French verdict

January 02, 2013 - 1:07:16 am

President Francois Hollande must rethink his punishing 75 percent tax on the super-rich.

The verdict of the French constitutional court on December 29 that President Francois Hollande’s 75 percent millionaire tax wasn’t acceptable has a dealt a severe blow to the president. The ruling shows the limits of his ability to tap high earners to boost the economy, and secondly, it comes as a major relief to the wealthy in France who have resented the high tax, a few of whom have even migrated to other European countries to escape the tax.

The tax was one of Hollande’s campaign promises and he said he was left with few options to revive the economy, facing the difficult task of cutting the public deficit to three percent of gross domestic product this year from a projected 4.5 percent last year. But the decision was controversial and became a focal point of discontent among entrepreneurs and other wealth creators. But it’s not only the rich and market experts who had opposed a tax of 75 percent on the super-rich, even others were surprised at the move. Seventy-five percent is considered too punishing and confiscatory, and will do more harm to the economy than good. Hollande could have settled for a smaller percentage, a more acceptable slab. Anyway, the court ruling has injected some sanity into the whole process.

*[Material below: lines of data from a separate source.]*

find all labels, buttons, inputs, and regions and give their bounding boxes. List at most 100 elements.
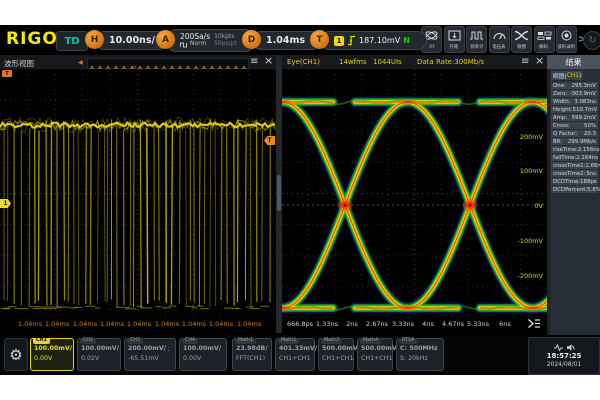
eye-menu-icon[interactable]: ≡ xyxy=(521,57,529,67)
time-axis-label: 1.04ms xyxy=(237,320,261,328)
preview-left-icon[interactable]: ◀ xyxy=(78,59,83,66)
results-tab-eye-ch1[interactable]: 眼图( CH1 ) xyxy=(551,71,583,80)
decode-icon xyxy=(537,30,552,41)
channel-offset: 0.00V xyxy=(183,355,223,362)
tool-label: XY xyxy=(429,45,435,50)
volt-axis-label: -200mV xyxy=(517,272,543,280)
channel-offset: 0.00V xyxy=(34,355,70,362)
tool-label: 波形录制 xyxy=(558,44,575,50)
eye-time-label: 2ns xyxy=(346,320,358,328)
measurement-list: One:295.3mV Zero:-303.9mV Width:3.083ns … xyxy=(551,82,598,194)
trigger-knob[interactable]: T xyxy=(310,30,329,49)
storage-icon xyxy=(447,30,462,41)
measurement-label: Amp: xyxy=(553,115,567,121)
speaker-icon xyxy=(567,344,575,351)
measurement-label: riseTime: xyxy=(553,147,578,153)
record-icon xyxy=(559,30,574,41)
clock-box[interactable]: 18:57:25 2024/08/01 xyxy=(528,337,600,375)
eye-quick-menu-icon[interactable] xyxy=(527,318,541,329)
horizontal-scale-value: 10.00ns/ xyxy=(109,35,155,46)
mode-button-td[interactable]: TD xyxy=(56,31,88,51)
eye-data-rate: Data Rate:300Mb/s xyxy=(417,58,484,66)
eye-time-label: 5.33ns xyxy=(467,320,489,328)
eye-diagram-display xyxy=(282,69,547,318)
math-box-math4[interactable]: Math4 500.00mV/ CH1+CH1 xyxy=(357,338,393,371)
channel-box-ch2[interactable]: CH2 100.00mV/ 0.02V xyxy=(77,338,121,371)
eye-time-label: 3.33ns xyxy=(392,320,414,328)
measurement-row: Q Factor: 20.3 xyxy=(551,130,598,137)
tool-button-eye-diagram[interactable]: 眼图 xyxy=(511,26,532,53)
delay-knob[interactable]: D xyxy=(242,30,261,49)
volt-axis-label: 200mV xyxy=(520,133,543,141)
measurement-value: 295.3mV xyxy=(572,83,596,89)
math-expression: CH1+CH1 xyxy=(279,355,311,362)
settings-button[interactable]: ⚙ xyxy=(4,338,28,371)
channel-box-ch3[interactable]: CH3 200.00mV/ -65.51mV xyxy=(124,338,176,371)
math-expression: FFT(CH1) xyxy=(236,355,268,362)
measurement-row: BR: 299.9Mb/s xyxy=(551,138,598,145)
math-scale: 500.00mV/ xyxy=(322,345,360,352)
channel-scale: 200.00mV/ xyxy=(128,345,166,352)
waveform-display xyxy=(0,69,276,318)
math-tab: Math2 xyxy=(278,338,299,344)
waveform-close-icon[interactable]: × xyxy=(264,56,273,66)
divider-handle[interactable] xyxy=(277,175,281,211)
volt-axis-label: 100mV xyxy=(520,167,543,175)
tool-button-record[interactable]: 波形录制 xyxy=(556,26,577,53)
measurement-label: BR: xyxy=(553,139,562,145)
channel-tab: CH3 xyxy=(127,338,143,344)
math-box-math3[interactable]: Math3 500.00mV/ CH1+CH1 xyxy=(318,338,354,371)
tool-button-decode[interactable]: 解码 xyxy=(534,26,555,53)
math-box-math1[interactable]: Math1 23.98dB/ FFT(CH1) xyxy=(232,338,272,371)
time-axis-label: 1.04ms xyxy=(182,320,206,328)
eye-close-icon[interactable]: × xyxy=(535,56,544,66)
measurement-value: 5.6% xyxy=(587,187,600,193)
waveform-menu-icon[interactable]: ≡ xyxy=(250,57,258,67)
channel-scale: 100.00mV/ xyxy=(34,345,72,352)
measurement-value: 299.9Mb/s xyxy=(568,139,596,145)
eye-wfms-count: 14wfms xyxy=(339,58,367,66)
time-axis-label: 1.04ms xyxy=(45,320,69,328)
measurement-value: 20.3 xyxy=(584,131,596,137)
frequency-counter-icon xyxy=(469,30,484,41)
eye-ui-count: 1044UIs xyxy=(373,58,402,66)
sidebar-scrollbar[interactable] xyxy=(547,69,550,335)
results-header[interactable]: 结果 xyxy=(547,55,600,69)
trigger-source-badge: 1 xyxy=(334,36,344,46)
acquire-knob[interactable]: A xyxy=(156,30,175,49)
waveform-preview-strip[interactable] xyxy=(87,58,249,69)
time-axis-label: 1.04ms xyxy=(100,320,124,328)
measurement-row: riseTime:2.156ns xyxy=(551,146,598,153)
volt-axis-label: 0V xyxy=(534,202,543,210)
delay-value: 1.04ms xyxy=(266,35,305,46)
tool-button-freq-counter[interactable]: 频率计 xyxy=(466,26,487,53)
volt-axis-label: -100mV xyxy=(517,237,543,245)
rtsa-box[interactable]: RTSA C: 500MHz S: 20kHz xyxy=(396,338,444,371)
measurement-value: 188ps xyxy=(580,179,597,185)
horizontal-knob[interactable]: H xyxy=(85,30,104,49)
math-scale: 401.33mV/ xyxy=(279,345,317,352)
results-tab-channel: CH1 xyxy=(567,73,579,79)
square-wave-icon xyxy=(180,42,188,48)
math-scale: 500.00mV/ xyxy=(361,345,399,352)
self-check-button[interactable]: ↻ xyxy=(583,31,600,50)
channel-box-ch4[interactable]: CH4 100.00mV/ 0.00V xyxy=(179,338,227,371)
trigger-display[interactable]: 1 187.10mV N xyxy=(320,31,427,50)
measurement-value: 3.083ns xyxy=(574,99,596,105)
eye-panel-header xyxy=(282,55,547,69)
gear-icon: ⚙ xyxy=(9,346,22,364)
measurement-label: Q Factor: xyxy=(553,131,577,137)
measurement-row: Zero:-303.9mV xyxy=(551,90,598,97)
eye-time-label: 4ns xyxy=(422,320,434,328)
measurement-value: -303.9mV xyxy=(570,91,596,97)
math-box-math2[interactable]: Math2 401.33mV/ CH1+CH1 xyxy=(275,338,315,371)
trigger-offscreen-flag[interactable]: T xyxy=(2,70,12,77)
tool-button-voltmeter[interactable]: 电压表 xyxy=(489,26,510,53)
measurement-value: 50% xyxy=(584,123,596,129)
clock-time: 18:57:25 xyxy=(547,352,582,360)
channel-scale: 100.00mV/ xyxy=(81,345,119,352)
channel-box-ch1[interactable]: CH1 100.00mV/ 0.00V xyxy=(30,338,74,371)
measurement-row: One:295.3mV xyxy=(551,82,598,89)
oscilloscope-screen: RIGOL TD H 10.00ns/ A 200Sa/s Norm 10kpt… xyxy=(0,25,600,375)
tool-button-storage[interactable]: 存储 xyxy=(444,26,465,53)
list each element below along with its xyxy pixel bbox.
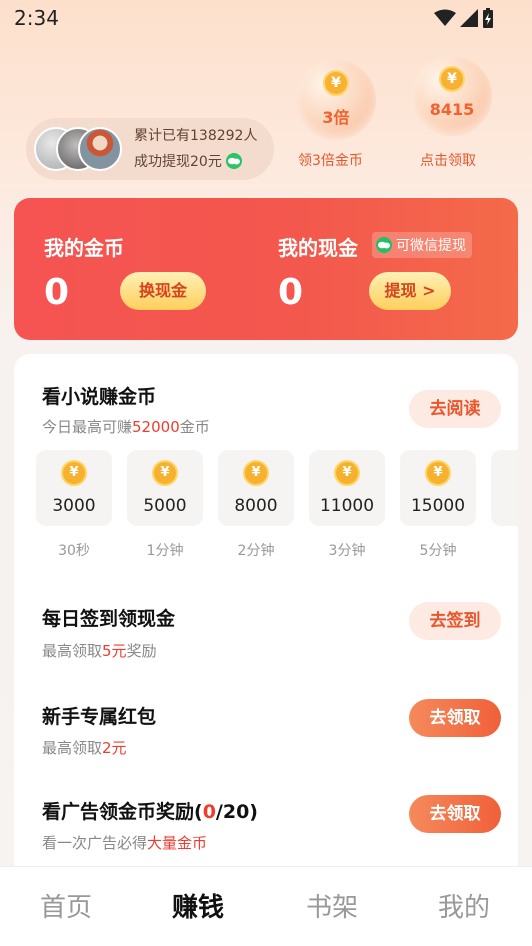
reward-tier-item[interactable]: ¥ 15000 5分钟 <box>400 450 476 560</box>
withdraw-button[interactable]: 提现 > <box>369 272 451 310</box>
exchange-cash-button[interactable]: 换现金 <box>120 272 206 310</box>
battery-icon <box>483 8 493 28</box>
wechat-withdraw-label: 可微信提现 <box>396 238 466 254</box>
checkin-task-title: 每日签到领现金 <box>42 608 176 630</box>
claim-ads-button[interactable]: 去领取 <box>409 795 501 833</box>
triple-coin-label[interactable]: 领3倍金币 <box>298 150 363 170</box>
reward-tier-item[interactable]: ¥ 8000 2分钟 <box>218 450 294 560</box>
reward-tier-time: 5分钟 <box>419 543 457 559</box>
go-read-button[interactable]: 去阅读 <box>409 390 501 428</box>
reward-tier-amount: 3000 <box>52 496 96 516</box>
reward-tier-amount: 11000 <box>319 496 375 516</box>
coin-icon: ¥ <box>334 460 360 486</box>
nav-home[interactable]: 首页 <box>26 887 106 924</box>
status-time: 2:34 <box>14 6 59 30</box>
ads-task-subtitle: 看一次广告必得大量金币 <box>42 834 208 852</box>
reward-tier-box: ¥ 5000 <box>127 450 203 526</box>
newbie-task-title: 新手专属红包 <box>42 706 157 728</box>
claim-coin-bubble[interactable]: ¥ 8415 <box>412 56 492 136</box>
wechat-withdraw-tag: 可微信提现 <box>372 232 472 258</box>
newbie-task-subtitle: 最高领取2元 <box>42 739 127 757</box>
signal-icon <box>460 9 478 27</box>
withdraw-success-text: 成功提现20元 <box>134 151 242 171</box>
coin-icon: ¥ <box>243 460 269 486</box>
wifi-icon <box>434 9 456 26</box>
withdraw-stats-pill: 累计已有138292人 成功提现20元 <box>26 118 274 180</box>
reward-tier-amount: 15000 <box>410 496 466 516</box>
coin-icon: ¥ <box>439 66 465 92</box>
ads-task-title: 看广告领金币奖励(0/20) <box>42 801 258 823</box>
withdraw-success-label: 成功提现20元 <box>134 154 222 170</box>
checkin-task-subtitle: 最高领取5元奖励 <box>42 642 157 660</box>
reward-tier-time: 2分钟 <box>237 543 275 559</box>
my-cash-title: 我的现金 <box>278 236 358 260</box>
nav-earn[interactable]: 赚钱 <box>158 887 238 924</box>
reward-tier-item[interactable]: ¥ 3000 30秒 <box>36 450 112 560</box>
checkin-button[interactable]: 去签到 <box>409 602 501 640</box>
reward-tier-box: ¥ 3000 <box>36 450 112 526</box>
reward-tier-item[interactable]: ¥ 11000 3分钟 <box>309 450 385 560</box>
reward-tier-item[interactable]: ¥ 5000 1分钟 <box>127 450 203 560</box>
coin-icon: ¥ <box>323 70 349 96</box>
read-task-title: 看小说赚金币 <box>42 386 157 408</box>
wechat-icon <box>376 237 392 253</box>
reading-reward-tiers: ¥ 3000 30秒 ¥ 5000 1分钟 ¥ 8000 2分钟 ¥ 11000 <box>36 450 518 566</box>
reward-tier-amount: 5000 <box>143 496 187 516</box>
my-coins-title: 我的金币 <box>44 236 124 260</box>
claim-newbie-button[interactable]: 去领取 <box>409 699 501 737</box>
my-cash-value: 0 <box>278 272 304 313</box>
triple-coin-bubble[interactable]: ¥ 3倍 <box>296 60 376 140</box>
reward-tier-time: 1分钟 <box>146 543 184 559</box>
nav-profile[interactable]: 我的 <box>424 887 504 924</box>
bubble-value: 8415 <box>429 100 475 119</box>
reward-tier-amount: 8000 <box>234 496 278 516</box>
wechat-icon <box>225 153 242 169</box>
reward-tier-time: 30秒 <box>58 543 90 559</box>
coin-icon: ¥ <box>152 460 178 486</box>
reward-tier-box: ¥ 8000 <box>218 450 294 526</box>
avatar-group <box>34 127 124 171</box>
coin-icon: ¥ <box>61 460 87 486</box>
nav-bookshelf[interactable]: 书架 <box>292 887 372 924</box>
read-task-subtitle: 今日最高可赚52000金币 <box>42 418 210 436</box>
task-panel: 看小说赚金币 今日最高可赚52000金币 去阅读 ¥ 3000 30秒 ¥ 50… <box>14 354 518 884</box>
claim-coin-label[interactable]: 点击领取 <box>420 150 476 170</box>
reward-tier-box <box>491 450 518 526</box>
reward-tier-item-partial[interactable] <box>491 450 518 526</box>
avatar <box>78 127 122 171</box>
reward-tier-box: ¥ 11000 <box>309 450 385 526</box>
coin-icon: ¥ <box>425 460 451 486</box>
total-users-text: 累计已有138292人 <box>134 128 258 144</box>
status-icons <box>434 8 494 28</box>
my-coins-value: 0 <box>44 272 70 313</box>
wallet-card: 我的金币 0 换现金 我的现金 可微信提现 0 提现 > <box>14 198 518 340</box>
bubble-value: 3倍 <box>322 108 350 127</box>
status-bar: 2:34 <box>0 0 532 36</box>
reward-tier-time: 3分钟 <box>328 543 366 559</box>
bottom-nav: 首页 赚钱 书架 我的 <box>0 866 532 946</box>
reward-tier-box: ¥ 15000 <box>400 450 476 526</box>
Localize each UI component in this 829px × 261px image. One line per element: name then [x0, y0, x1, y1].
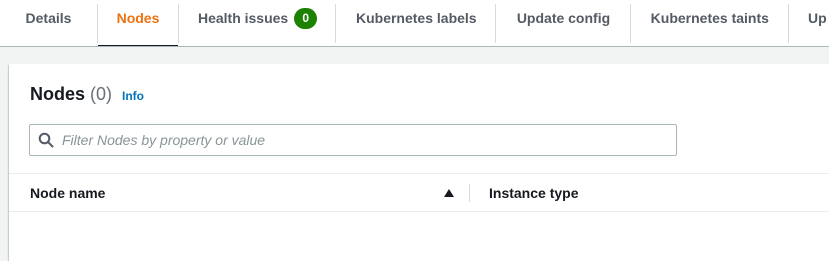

The court said that 75 percent band on incomes of more than one million wasn’t acceptable because it applied to individuals, when French income taxes are generally based on household revenue. As a result, two households with the same total income could end up paying different rates depending on how earnings are divided among their members, counter to the rule of equal tax treatment. The court’s specific objection was that Hollande’s plan would have added extra levies of 18 percent on individuals’ incomes of more than one million euros, while the calculation of income taxes and a four percent exceptional contribution for high earners would have been based on household income.

However, actor Gerard Depardieu, France’s highest-profile tax exile, has said the ruling will not make much difference. Depardieu, who is moving to the Belgian community of Nechin, just across the border, has been engaged in a war of words with the government over his decision. Depardieu wrote that he is leaving “because you consider that success, creativity, talent, anything different, are grounds for sanction.” Bernard Arnault, chief executive officer of LVMH Moet Hennessy Louis Vuitton, had filed an application for Belgian nationality in September, which had invited fierce criticism from the president and his supporters.

Speaking to the nation on New Year’s eve, the president vowed to tax the rich. But he is likely to water down the rate. There is nothing wrong with taxing the rich, as long as it’s not considered punishing.